The danger is that you use this rule wrong. A further danger is that you try to memorize some rule about when to multiply and stop thinking about the situation! So some guidance is in order.

You add when you have two possible outcomes for the same event. Think about rolling a four or a two. You add the two 1/6’s to get the probability that this single roll will be four or two.

You multiply when you’re looking at getting specific outcomes in two separate events (making a compound event). If you flip a coin and roll a die, the chance of both getting heads and rolling a four is 1/2 x 1/6, or 1/12. This always works if the two events are independent (one does not affect the other). If they are not independent, multiplication still works but you need to use the correct (conditional) probability.

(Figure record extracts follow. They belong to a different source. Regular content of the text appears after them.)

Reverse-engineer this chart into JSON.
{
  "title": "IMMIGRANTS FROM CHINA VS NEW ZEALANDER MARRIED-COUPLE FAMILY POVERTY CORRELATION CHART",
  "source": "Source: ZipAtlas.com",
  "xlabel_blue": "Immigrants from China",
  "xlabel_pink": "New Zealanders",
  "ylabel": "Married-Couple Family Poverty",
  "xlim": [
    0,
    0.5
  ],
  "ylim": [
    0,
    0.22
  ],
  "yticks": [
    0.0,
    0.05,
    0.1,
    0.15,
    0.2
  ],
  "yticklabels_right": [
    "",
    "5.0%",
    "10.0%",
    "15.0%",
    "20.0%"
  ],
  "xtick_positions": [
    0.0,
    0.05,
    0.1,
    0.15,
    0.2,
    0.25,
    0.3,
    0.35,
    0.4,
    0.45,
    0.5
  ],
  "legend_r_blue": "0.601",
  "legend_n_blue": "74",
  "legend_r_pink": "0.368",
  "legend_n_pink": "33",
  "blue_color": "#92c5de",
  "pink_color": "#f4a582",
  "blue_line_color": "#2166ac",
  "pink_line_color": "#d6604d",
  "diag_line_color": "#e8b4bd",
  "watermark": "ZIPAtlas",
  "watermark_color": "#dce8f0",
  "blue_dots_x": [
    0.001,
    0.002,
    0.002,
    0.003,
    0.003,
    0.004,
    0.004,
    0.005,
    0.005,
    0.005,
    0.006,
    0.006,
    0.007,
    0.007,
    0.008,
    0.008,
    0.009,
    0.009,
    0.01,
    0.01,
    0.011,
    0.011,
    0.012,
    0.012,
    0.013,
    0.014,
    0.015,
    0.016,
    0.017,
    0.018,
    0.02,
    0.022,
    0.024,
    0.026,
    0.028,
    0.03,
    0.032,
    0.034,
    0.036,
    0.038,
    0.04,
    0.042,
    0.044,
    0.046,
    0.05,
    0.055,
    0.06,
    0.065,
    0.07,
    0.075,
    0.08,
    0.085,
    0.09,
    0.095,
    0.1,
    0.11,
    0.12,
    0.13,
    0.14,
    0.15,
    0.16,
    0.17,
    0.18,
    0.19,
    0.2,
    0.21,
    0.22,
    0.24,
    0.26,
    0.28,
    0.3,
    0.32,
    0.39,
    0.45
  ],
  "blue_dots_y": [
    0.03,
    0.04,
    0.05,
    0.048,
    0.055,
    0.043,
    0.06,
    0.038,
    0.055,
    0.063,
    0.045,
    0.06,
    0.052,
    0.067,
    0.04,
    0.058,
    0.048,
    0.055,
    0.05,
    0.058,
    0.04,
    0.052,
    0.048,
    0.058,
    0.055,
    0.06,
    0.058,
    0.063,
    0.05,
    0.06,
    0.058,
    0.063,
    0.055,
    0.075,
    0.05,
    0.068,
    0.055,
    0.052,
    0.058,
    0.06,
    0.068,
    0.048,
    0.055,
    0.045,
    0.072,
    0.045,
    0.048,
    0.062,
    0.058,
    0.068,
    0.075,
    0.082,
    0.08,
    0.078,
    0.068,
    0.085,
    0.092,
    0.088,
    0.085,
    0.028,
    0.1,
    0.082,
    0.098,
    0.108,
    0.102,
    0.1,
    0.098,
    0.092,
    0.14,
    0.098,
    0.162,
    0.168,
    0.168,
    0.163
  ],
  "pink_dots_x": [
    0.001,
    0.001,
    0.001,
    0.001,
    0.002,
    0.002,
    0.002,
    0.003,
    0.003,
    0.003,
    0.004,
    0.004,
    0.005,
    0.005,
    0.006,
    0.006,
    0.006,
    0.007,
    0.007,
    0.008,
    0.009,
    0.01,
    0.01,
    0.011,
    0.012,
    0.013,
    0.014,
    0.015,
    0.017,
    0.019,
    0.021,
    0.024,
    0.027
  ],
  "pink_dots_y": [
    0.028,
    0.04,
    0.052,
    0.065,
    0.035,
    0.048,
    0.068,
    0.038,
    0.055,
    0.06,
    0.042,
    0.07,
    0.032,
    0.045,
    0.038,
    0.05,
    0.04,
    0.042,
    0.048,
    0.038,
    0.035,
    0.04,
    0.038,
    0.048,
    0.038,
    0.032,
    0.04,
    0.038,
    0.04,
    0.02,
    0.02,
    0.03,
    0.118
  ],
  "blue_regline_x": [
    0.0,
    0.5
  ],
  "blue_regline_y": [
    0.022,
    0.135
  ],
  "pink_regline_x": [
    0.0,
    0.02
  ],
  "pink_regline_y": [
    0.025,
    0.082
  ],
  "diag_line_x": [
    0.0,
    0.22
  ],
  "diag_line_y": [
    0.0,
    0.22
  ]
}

Here is another revealing way to think about which operation to use: add when you use the word or and multiply when you use and. For example, what’s the chance that I roll four or two on this roll? 1/6 + 1/6 = 1/3. What’s the chance that I roll four this time and I roll two next time? 1/6 x 1/6 = 1/36. Of course, the "or" has to be in the same event, and the two outcomes have to be mutually exclusive. For "and," the two occurrences must be in different events. After all, the probability that you roll a two and a four in one roll of a die is zero.

Connections

This bit of mathematics obviously connects to the statistics students are learning. But it also connects to other content standards:

understanding number, proportion, and geometry, through its emphasis on numbers less than one—which we represent as fractions, decimals, and percents;
performing operations with these numbers;
recognizing probability as a ratio;
and, if you use the area diagram, areas of rectangles.

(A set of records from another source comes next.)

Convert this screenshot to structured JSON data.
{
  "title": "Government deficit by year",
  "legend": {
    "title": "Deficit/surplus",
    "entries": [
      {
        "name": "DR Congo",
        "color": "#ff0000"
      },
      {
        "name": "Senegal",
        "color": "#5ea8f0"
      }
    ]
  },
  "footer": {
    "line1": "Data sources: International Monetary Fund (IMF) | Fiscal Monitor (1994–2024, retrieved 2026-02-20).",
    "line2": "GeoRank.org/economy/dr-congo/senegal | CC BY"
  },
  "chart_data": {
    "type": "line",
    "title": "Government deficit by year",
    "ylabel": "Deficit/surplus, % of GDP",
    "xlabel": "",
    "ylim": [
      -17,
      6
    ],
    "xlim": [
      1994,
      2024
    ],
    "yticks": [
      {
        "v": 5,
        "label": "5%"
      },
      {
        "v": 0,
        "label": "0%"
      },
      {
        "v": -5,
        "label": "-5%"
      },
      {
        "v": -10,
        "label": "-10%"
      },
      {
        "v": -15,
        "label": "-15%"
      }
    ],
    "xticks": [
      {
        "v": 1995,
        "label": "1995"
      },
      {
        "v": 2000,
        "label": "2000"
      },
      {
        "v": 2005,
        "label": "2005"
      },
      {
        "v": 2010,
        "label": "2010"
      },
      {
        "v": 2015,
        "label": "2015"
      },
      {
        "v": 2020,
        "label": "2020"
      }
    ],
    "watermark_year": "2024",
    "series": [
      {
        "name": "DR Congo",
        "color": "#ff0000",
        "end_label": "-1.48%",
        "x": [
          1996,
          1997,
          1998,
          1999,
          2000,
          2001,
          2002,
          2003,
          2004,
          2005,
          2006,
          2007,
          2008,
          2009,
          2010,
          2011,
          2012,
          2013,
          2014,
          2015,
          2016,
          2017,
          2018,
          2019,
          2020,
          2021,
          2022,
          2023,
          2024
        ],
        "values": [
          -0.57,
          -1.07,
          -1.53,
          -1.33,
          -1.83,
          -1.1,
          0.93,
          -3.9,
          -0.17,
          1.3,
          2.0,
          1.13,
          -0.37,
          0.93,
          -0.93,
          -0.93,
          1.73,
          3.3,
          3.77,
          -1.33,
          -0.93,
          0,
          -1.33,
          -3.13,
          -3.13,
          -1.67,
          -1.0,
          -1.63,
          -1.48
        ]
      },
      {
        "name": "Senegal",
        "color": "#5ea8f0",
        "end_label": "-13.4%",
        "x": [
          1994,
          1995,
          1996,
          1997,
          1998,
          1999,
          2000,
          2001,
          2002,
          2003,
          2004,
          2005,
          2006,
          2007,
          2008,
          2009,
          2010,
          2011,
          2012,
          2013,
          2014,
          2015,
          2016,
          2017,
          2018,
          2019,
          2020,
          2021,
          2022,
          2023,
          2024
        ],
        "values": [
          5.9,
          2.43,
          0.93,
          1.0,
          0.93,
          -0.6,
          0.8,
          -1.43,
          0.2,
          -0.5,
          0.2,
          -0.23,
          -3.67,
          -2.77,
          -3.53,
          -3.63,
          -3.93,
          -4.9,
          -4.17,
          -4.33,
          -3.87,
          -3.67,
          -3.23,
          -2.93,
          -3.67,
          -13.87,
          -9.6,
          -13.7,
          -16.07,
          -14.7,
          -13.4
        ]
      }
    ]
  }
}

Additional Directions, Ideas, and Perspectives

You might get the impression that theoretical probability is better than empirical because it’s more accurate, more abstract, or generally more mathematical—that if you can solve a problem theoretically it’s somehow preferred. That might have been the case once, but with technology we can compute empirical probabilities to any precision we want. And the thinking behind those simulations is just as sophisticated as anything theoretical; it’s just different. The bottom line: you need both.
About models. We call them models because we hope they’re good representations of reality—that they capture the essential aspects of reality even though they’re not the real thing. So think of them like model trains, say, as opposed to runway models or the latest model of car. A probability model does its best to give you an accurate picture of what will happen—but in real life it often falls short. When we calculate Scutaro’s chance of getting two hits in his next two at-bats, we’re assuming that his batting average is the true probability, and that probability does not change. That’s wrong—but it may be the best we can do.
Deep mathematical thinkers can sometimes get very philosophical and hair-splitty about things. Revel in it, try to figure out where they’re coming from, see if it’s useful, but don’t let it spook you. A good example: suppose you flip a coin and cover it without looking at the result. What’s the probability that it’s heads? Many probabilists (that’s what they’re called) will say that you can’t answer that—the probability is either zero or one because it has already happened. Others will say that for all practical purposes, the probability is still 1/2.
Here’s a classic more-advanced probability problem that involves geometry: if you take a piece of raw spaghetti, and randomly break it in two places (making three little pasta sticks), what’s the probability that you can make a triangle with the three pieces?
Many problems and situations in which you apply probability in real life need a concept called expected value. That’s the average of some numerical result; so the expected value of a roll of one die is 3.5; and the expected value for the number of free throws Esme will make in ten shots at P = 0.6 is six. You analyze gambling games by calculating the expected value of a play of the game; in a casino game, that expected value is always negative. You also use expected value to analyze situations involving risk. So insurance, public policy, health care decisions, and many other fields all involve expected value.